Definimos empiricamente condições médias para apoiar a expansão clonal de progenitores pulmonares distais humanos de 136 indivíduos na matriz extracelular de colágeno/laminina (MEC) (Fig. 1a, Tabela Suplementar 1). Juntos, o EGF e o antagonista de BMP NOGGIN sustentaram o crescimento de células pulmonares distais desagregadas ou de suas frações epiteliais purificadas (Dados Estendidos Fig. 1a–c). Células únicas (dados estendidos Fig. 1d–g) expandidas em organoides císticos SFTPC+HTII-280+ AT2 (Fig. 1b–e) ou organoides sólidos KRT5+ expressando o marcador de células basais KRT5 (Fig. 1b, f–h).
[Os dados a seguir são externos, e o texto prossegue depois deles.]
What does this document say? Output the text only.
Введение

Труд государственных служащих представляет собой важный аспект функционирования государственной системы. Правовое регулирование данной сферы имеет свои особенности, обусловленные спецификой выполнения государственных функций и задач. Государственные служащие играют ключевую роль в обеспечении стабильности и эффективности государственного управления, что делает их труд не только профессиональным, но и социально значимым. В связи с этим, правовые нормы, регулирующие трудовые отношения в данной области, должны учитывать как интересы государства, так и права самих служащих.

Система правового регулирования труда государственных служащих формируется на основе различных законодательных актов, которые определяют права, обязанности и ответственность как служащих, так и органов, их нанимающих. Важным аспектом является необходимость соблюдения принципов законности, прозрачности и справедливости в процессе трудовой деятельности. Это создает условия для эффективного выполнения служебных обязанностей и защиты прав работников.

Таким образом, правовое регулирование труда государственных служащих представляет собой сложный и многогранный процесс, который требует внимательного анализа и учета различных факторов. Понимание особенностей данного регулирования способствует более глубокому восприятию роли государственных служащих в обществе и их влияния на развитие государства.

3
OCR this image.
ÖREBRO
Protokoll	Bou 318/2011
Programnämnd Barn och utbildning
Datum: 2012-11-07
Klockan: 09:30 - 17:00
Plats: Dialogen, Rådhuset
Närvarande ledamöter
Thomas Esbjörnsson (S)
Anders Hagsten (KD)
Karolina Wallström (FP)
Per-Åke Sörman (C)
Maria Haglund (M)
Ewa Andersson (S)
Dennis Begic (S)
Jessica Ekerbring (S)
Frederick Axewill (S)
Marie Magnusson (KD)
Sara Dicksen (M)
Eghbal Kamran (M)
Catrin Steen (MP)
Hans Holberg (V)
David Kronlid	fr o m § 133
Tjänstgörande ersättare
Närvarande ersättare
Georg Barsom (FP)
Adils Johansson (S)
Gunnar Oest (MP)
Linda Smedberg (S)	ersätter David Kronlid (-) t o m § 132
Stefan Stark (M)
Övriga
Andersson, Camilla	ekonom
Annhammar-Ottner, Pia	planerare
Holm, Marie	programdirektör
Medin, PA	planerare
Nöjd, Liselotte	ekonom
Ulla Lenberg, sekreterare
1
a. As culturas organoides D14 (dia 14) do pulmão distal humano contêm organoides císticos e sólidos. Inferior esquerdo, campo claro; direita, hematoxilina e eosina (H&E). Barra de escala, 100 μm. b, Imunofluorescência total com anticorpos anti-KRT5 (célula basal), anti-SFTPC (célula AT2) e anti-SCGB1A1 (club cell). Barra de escala, 100 μm. c–e, Organoides alveolares em D32. c, organoide AT2 cístico. ELE; barra de escala, 25 μm. d, Imunofluorescência total para anti-SFTPC, anti-HTII-280, faloidina (Ph) e DAPI; barra de escala, 50 μm. e, Anti-KI67 e fluorescência DAPI de uma seção adjacente a d. f–h, organoides basais em D32. f, H&E; barra de escala, 50 μm. g, Imunofluorescência total para anti-KRT5 e DAPI; barra de escala, 100 μm. h, imunocoloração Anti-KI67 e DAPI da seção adjacente a g. i–k, sequência de RNA de célula única de organoides pulmonares distais totais em D28. i, plotagem de incorporação estocástica vizinha t-distribuída (t-SNE) de 7.285 células individuais demonstrando populações AT2, basal e club. j, Expressão de SFTPC (AT2), KRT5 (basal) e SCGB1A1 (club). k, Gráficos de recursos para expressão de SFTPC (AT2), KRT5 (basal) e SCGB1A1 (club). l–p, cultura organoide AT2 clonogênica. l, microscopia de campo claro de organoides AT2 em D180; barra de escala, 200 μm. m, coloração H&E da cultura como em l; barra de escala, 50 μm. n, Microscopia eletrônica de transmissão do organoide AT2 em D32. LB, corpo lamelar; barra de escala, 5 μm. o, p, Imunofluorescência do organoide AT2 em D32 (o); cultura em vidro por 10 dias adicionais induz diferenciação em células AT1 (p). Imunofluorescência para anti-HTI-56 (AT1) e anti-HTII-280 (AT2); barra de escala, 50 μm. q, scRNA-seq apresenta gráficos de 2.780 células organoides AT2 em D89 de cultura cumulativa.